Today, more than one billion people across 193 countries mark Earth Day — the largest secular civic event on the planet. In Rio, school children are planting trees. In Tuvalu — one of the world's most climate-threatened nations — communities are gathering at the lagoon to demand action. In Italy, clothing swaps and repair workshops are filling town squares. One planet, ten thousand different expressions of the same urgency.
A day that means different things, everywhere
Earth Day was born in 1970, when 20 million Americans took to the streets in the largest environmental demonstration in history. It went global in 1990. But what it looks like — and what it feels like — varies enormously depending on where you are and what you stand to lose.
The theme for Earth Day 2026 — Our Power, Our Planet — is a call to triple global renewable energy by 2030, powered not by any government alone, but by communities and businesses acting together. That framing resonates with us.
🇹🇻 Pacific Islands Rising seas are a present reality here. Earth Day is a chance to be heard by a world that created a crisis they did little to cause. | | 🇧🇷 Latin America Tree planting, river cleanups, youth-led climate education. The Amazon’s fate remains one of the most watched environmental stories on earth. | | 🇮🇳 India The LiFE (Lifestyle for Environment) movement promotes eco-conscious habits as daily practice — championed at COP26 and beyond. | | 🌍 Europe Clothing swaps, circular economy events, and policy summits. With four years to the 2030 SDG deadline, turning ambition into action is the central conversation. |
It's a collective challenge. And it includes us.
A reflection we owe you: the cost of AI
Here at Pencil, we build AI. And on a day like today, we think it's important to be honest about what that means for the planet.
Building with AI means holding a genuine complexity. The infrastructure behind it — data centres, hardware, cooling systems — is among the fastest-growing consumers of energy and fresh water in the world. These are real costs, and the industry is still learning how to account for them honestly.
At the same time, AI used with intention can genuinely reduce footprint. Fewer physical reshoots. Less overproduction. Faster iteration without the logistics — the flights, the sets, the print runs — that traditional production requires. Some leading models reduced their energy cost per query by over 30 times in a single year. The picture is more complex than either the optimists or the sceptics tend to allow.

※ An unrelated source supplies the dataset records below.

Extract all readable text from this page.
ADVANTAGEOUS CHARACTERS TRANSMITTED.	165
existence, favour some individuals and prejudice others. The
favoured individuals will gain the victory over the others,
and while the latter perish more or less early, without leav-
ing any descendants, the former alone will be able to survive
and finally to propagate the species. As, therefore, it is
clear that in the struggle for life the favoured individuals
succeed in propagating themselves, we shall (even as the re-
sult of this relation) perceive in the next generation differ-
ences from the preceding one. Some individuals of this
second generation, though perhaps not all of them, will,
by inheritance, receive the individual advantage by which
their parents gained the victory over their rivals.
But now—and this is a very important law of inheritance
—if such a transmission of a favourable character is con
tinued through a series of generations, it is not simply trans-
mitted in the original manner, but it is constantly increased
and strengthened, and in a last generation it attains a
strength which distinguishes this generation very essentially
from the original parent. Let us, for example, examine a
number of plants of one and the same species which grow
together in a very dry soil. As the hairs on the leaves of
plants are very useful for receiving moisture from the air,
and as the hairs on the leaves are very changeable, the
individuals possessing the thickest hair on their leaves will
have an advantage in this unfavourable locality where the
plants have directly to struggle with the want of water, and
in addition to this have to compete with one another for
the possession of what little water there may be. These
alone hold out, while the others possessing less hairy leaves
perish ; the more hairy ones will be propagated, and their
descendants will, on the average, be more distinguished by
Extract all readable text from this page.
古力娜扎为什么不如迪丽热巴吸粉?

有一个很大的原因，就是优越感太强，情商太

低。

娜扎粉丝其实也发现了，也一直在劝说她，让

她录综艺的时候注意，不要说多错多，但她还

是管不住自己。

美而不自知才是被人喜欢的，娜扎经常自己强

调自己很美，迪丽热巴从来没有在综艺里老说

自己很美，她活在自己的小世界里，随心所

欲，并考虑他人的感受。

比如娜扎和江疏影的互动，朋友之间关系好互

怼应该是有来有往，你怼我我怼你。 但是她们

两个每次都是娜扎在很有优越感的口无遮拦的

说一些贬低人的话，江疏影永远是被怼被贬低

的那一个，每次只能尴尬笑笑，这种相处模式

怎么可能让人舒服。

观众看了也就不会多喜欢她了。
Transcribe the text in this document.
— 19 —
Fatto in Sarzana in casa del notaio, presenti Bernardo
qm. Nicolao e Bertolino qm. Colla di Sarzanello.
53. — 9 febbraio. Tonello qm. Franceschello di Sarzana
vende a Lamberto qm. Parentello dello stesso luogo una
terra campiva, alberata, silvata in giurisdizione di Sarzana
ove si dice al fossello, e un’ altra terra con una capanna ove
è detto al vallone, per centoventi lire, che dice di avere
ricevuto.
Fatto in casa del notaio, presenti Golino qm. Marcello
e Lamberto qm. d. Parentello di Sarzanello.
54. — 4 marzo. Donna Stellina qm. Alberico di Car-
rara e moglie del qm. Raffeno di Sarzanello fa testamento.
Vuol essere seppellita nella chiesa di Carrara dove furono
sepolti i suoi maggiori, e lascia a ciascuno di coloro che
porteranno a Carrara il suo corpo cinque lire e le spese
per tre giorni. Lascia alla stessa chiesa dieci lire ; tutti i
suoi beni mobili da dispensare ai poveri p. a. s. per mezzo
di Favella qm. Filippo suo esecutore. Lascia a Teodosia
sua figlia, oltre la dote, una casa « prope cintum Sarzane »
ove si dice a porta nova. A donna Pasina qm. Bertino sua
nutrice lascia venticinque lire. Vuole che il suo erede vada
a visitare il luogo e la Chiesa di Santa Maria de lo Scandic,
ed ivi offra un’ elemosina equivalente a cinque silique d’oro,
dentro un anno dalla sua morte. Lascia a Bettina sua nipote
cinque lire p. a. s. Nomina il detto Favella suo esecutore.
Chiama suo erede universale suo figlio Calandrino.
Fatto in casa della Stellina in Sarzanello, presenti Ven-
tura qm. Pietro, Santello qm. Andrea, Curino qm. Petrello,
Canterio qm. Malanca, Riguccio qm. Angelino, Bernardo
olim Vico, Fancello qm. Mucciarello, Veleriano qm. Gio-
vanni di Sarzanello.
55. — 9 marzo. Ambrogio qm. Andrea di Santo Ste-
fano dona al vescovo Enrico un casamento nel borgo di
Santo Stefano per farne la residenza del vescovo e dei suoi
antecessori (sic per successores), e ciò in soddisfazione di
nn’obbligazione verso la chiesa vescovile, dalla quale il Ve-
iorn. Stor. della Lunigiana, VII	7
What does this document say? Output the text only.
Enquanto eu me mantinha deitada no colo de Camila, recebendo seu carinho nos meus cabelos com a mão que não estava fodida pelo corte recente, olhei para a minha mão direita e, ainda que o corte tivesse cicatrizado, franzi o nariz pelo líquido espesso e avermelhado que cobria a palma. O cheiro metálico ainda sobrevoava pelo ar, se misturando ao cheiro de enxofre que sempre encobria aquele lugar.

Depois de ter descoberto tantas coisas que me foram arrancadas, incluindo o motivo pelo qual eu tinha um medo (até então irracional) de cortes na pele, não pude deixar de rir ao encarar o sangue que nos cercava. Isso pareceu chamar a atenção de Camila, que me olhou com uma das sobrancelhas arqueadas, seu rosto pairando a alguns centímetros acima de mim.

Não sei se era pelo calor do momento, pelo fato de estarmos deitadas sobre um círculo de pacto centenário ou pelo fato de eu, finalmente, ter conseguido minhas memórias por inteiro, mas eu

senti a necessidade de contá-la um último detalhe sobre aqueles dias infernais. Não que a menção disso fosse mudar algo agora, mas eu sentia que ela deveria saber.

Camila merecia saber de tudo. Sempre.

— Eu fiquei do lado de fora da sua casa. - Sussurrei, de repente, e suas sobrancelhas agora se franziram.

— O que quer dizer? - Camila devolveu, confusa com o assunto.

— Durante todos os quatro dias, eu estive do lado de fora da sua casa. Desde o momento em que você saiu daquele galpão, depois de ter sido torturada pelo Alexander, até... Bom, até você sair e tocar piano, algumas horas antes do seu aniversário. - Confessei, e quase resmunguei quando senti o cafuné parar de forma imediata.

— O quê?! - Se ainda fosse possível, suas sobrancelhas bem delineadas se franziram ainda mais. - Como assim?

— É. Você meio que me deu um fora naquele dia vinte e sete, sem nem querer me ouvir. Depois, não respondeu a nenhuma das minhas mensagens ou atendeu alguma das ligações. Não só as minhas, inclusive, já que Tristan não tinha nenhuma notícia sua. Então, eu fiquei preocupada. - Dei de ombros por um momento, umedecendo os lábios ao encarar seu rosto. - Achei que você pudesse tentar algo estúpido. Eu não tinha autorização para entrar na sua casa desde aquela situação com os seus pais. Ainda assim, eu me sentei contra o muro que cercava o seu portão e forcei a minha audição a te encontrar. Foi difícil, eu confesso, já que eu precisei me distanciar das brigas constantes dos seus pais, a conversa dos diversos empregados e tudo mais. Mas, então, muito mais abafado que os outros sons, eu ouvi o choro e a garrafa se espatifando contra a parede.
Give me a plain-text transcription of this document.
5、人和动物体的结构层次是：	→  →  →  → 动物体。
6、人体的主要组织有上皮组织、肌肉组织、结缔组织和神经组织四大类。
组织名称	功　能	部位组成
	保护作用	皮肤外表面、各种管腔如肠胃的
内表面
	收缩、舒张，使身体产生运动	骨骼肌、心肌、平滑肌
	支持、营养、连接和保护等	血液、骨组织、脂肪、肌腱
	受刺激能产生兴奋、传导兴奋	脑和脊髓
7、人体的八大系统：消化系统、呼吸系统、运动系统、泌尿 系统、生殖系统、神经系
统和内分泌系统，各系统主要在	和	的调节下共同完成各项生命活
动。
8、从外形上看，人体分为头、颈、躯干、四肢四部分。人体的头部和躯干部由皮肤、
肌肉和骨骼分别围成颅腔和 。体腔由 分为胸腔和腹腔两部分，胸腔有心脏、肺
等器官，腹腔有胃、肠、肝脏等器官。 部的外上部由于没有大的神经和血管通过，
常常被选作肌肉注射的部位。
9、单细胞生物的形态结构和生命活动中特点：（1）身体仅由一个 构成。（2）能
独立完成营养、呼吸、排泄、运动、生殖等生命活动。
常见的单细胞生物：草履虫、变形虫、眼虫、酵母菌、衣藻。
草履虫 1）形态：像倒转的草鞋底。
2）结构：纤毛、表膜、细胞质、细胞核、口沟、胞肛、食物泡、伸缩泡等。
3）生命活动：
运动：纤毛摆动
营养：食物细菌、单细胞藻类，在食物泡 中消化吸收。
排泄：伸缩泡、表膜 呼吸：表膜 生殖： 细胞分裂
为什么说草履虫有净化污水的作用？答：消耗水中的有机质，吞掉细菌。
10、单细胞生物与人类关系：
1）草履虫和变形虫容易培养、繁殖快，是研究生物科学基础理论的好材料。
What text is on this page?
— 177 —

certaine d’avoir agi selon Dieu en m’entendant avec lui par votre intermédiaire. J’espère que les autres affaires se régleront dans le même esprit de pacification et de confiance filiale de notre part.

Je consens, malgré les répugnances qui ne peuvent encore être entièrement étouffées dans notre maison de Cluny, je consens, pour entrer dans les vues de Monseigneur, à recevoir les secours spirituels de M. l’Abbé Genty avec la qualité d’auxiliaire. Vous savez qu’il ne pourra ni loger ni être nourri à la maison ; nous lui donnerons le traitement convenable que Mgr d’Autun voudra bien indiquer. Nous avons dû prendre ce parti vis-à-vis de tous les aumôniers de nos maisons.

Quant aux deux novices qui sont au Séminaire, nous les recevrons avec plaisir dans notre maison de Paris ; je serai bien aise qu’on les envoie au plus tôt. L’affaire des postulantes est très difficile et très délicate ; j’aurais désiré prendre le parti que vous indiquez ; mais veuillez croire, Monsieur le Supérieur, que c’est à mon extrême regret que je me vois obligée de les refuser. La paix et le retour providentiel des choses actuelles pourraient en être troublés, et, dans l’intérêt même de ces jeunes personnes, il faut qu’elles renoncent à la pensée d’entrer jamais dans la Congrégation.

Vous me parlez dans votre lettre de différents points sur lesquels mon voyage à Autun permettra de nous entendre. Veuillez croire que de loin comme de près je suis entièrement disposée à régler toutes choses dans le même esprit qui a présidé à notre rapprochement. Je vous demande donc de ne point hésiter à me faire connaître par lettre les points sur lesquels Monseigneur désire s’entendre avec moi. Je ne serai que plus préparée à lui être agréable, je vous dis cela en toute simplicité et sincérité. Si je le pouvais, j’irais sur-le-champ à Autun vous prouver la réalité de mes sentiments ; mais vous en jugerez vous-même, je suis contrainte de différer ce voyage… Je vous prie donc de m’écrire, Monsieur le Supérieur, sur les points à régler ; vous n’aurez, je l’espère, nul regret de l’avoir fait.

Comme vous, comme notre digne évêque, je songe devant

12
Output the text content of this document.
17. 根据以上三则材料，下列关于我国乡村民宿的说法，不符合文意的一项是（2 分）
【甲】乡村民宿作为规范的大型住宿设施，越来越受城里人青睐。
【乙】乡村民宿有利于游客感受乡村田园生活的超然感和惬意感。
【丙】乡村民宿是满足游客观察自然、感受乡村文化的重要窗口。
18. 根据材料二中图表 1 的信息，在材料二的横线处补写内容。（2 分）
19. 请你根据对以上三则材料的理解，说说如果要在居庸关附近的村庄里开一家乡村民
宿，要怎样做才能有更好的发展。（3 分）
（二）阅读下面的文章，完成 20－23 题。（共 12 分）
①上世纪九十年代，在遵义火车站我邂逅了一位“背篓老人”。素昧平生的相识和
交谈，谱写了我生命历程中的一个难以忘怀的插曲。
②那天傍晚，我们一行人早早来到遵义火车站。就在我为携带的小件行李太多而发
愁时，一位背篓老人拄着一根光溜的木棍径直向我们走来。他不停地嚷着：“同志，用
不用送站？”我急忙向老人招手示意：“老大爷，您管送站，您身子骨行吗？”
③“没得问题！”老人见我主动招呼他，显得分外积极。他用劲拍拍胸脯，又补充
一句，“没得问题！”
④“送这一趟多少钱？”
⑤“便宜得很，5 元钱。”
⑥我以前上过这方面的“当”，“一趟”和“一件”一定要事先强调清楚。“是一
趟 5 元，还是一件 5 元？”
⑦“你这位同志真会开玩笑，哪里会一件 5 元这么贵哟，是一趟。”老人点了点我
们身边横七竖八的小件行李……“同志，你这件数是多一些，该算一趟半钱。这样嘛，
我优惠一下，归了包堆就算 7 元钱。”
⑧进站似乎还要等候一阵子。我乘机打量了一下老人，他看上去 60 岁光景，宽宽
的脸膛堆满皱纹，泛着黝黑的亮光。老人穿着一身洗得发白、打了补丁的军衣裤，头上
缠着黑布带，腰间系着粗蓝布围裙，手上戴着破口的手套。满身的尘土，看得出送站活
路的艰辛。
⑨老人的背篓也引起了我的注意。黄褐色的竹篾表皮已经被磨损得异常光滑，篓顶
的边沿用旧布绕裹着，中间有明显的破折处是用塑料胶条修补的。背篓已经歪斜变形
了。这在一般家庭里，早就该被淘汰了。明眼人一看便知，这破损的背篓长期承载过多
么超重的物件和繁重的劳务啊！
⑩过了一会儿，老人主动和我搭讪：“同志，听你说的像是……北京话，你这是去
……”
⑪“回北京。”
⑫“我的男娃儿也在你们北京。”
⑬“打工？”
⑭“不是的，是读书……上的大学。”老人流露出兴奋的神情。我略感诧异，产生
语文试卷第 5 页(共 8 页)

"If we want AI to genuinely contribute to a sustainable future, we first need a clear picture of its environmental cost to society. That starts with transparency." — Alex de Vries-Gao, researcher, Vrije Universiteit Amsterdam
We're not going to pretend those challenges aren't ours to grapple with too. The honest position is this: AI has a footprint, and every company building with it has a responsibility to understand it, reduce it, and be open about it.
Something to hold Data centre energy and water use is growing rapidly. Transparency across the industry on environmental impact is still incomplete — and worth pushing for. | | Something to build on AI can displace higher-footprint activities. Efficiency is improving fast. Used thoughtfully, it enables teams to do more meaningful work with less physical waste. |
But there's another side to this story
There's another dimension worth considering. Advertising has always been a physically intensive industry — shoots, sets, flights, print runs, packaging, and dozens of concept iterations that never make it past the first review. A significant amount of that production never reaches an audience at all.
AI doesn't change the underlying creative challenge. But it does change the footprint of getting there. Fewer reshoots. Less material waste. Faster iteration that doesn't require a plane ticket. For smaller brands especially, the ability to test and refine at scale — without the logistics of traditional production — is genuinely new.
None of that makes AI a green technology by default. It makes it a more efficient one, when used with intention.
Using AI more sustainably
Efficiency matters at every level. Simpler, well-structured prompts generate fewer tokens — and fewer emissions. Task-specific models use orders of magnitude less energy than general-purpose ones. And using AI to replace a physical reshoot is a fundamentally different act than using it to generate noise. Intent shapes impact.
The planet is asking for less noise, more meaning
There's a creative dimension to all of this that we think about a lot at Pencil. The world is saturated with content. Billions of ads, posts, reels, and banners are produced every year — most of them immediately forgotten. A significant chunk never needed to exist. And the planet, in its own way, is asking us to reconsider that equation.
What if Earth Day isn't just a prompt to reduce our physical footprint — but also our creative one? What would it mean to make fewer things, but better things? To use the efficiency that AI provides not to produce more volume, but to produce more meaning?
The brands that tend to resonate most on sustainability don't make more noise about it. They make something that lands — and then they stop. One honest campaign, deeply felt, is worth a thousand impressions of greenwashing. The same logic applies to how we use the tools we build.
Today, as communities from Tuvalu to Turin mark the urgency of this moment, we're thinking about our role in it. Not just in the data centres behind our product — but in every brief, every asset, every creative decision made using Pencil. The power to make is also the power to choose what's worth making.
Happy Earth Day, from everyone at Pencil. 🌿
This year's theme is Our Power, Our Planet. We think that's a brief worth taking seriously.